Memory, Collateral and Emerging Market Crises

Damián Pierri, Kevin Reffett

2019-05-30 - This paper presents a flexible and yet computable markovian equilibrium notion, called Generalized Markov Equilibrium (GME), that is suitable for a class of macro models typically used to represent financial crises in emerging countries. This type of equilibrium is able to represent a larger fraction of the (multiple) sequential equilibrium set, when compared with the typically used minimal state space recursive equilibrium (MSSRE). Thus, it incorporates the role of "memory", which characterize the sequential equilibria, to a recursive representation. For a particular model in the mentioned class (i.e. small open economy models), we show that there exist an ergodic GME which at the same time replicates all the observed phases in a macro crises (boom, collapse and recovery / spiralized recession).

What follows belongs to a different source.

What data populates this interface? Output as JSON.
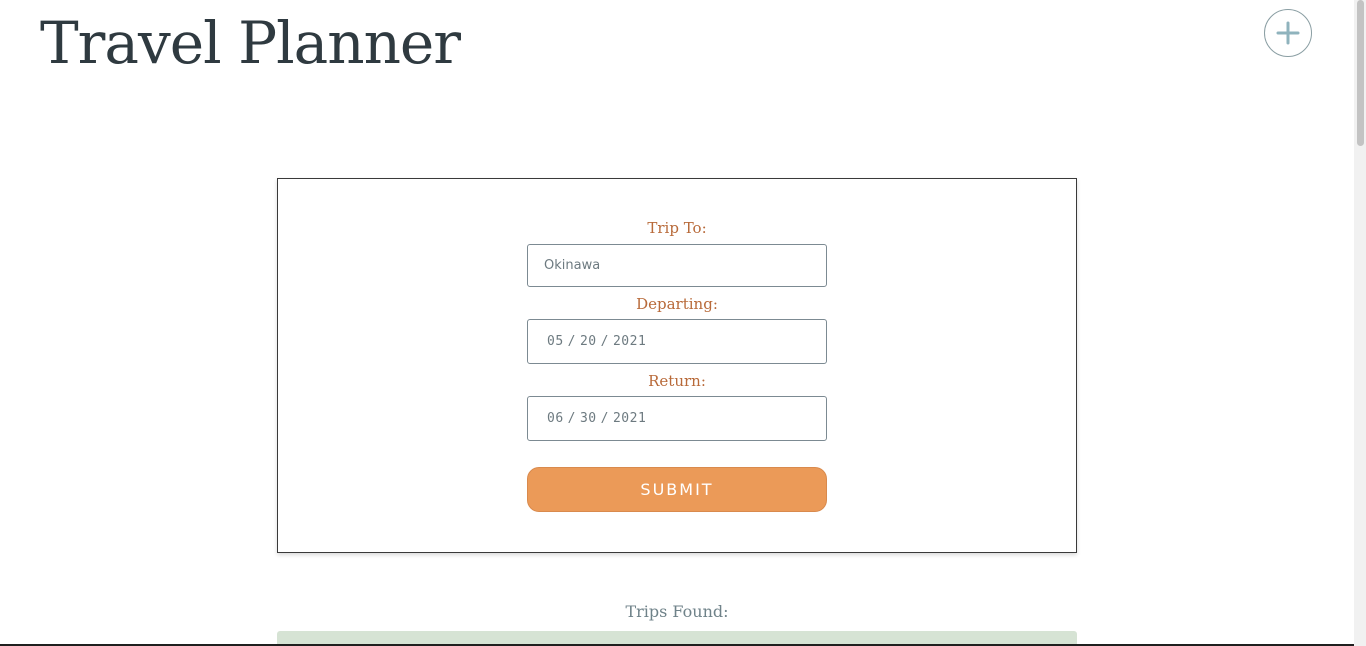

Moreover, this equilibrium, due to its ergodic nature, is able to capture the stylized behavior of data. For a GME, we also derive a computation and a calibration method that captures the short and long run behavior of data accurately. Finally, we show the existence and characterize a MSSRE using a constructive method, which allows us to derive a convergent algorithm and robust comparative statics. This procedure uses a different state space when compared with the standard practice and, contrarily to a "Ramsey" approach, allows to assess the effects of alternative economic policies directly in the decentralized equilibrium.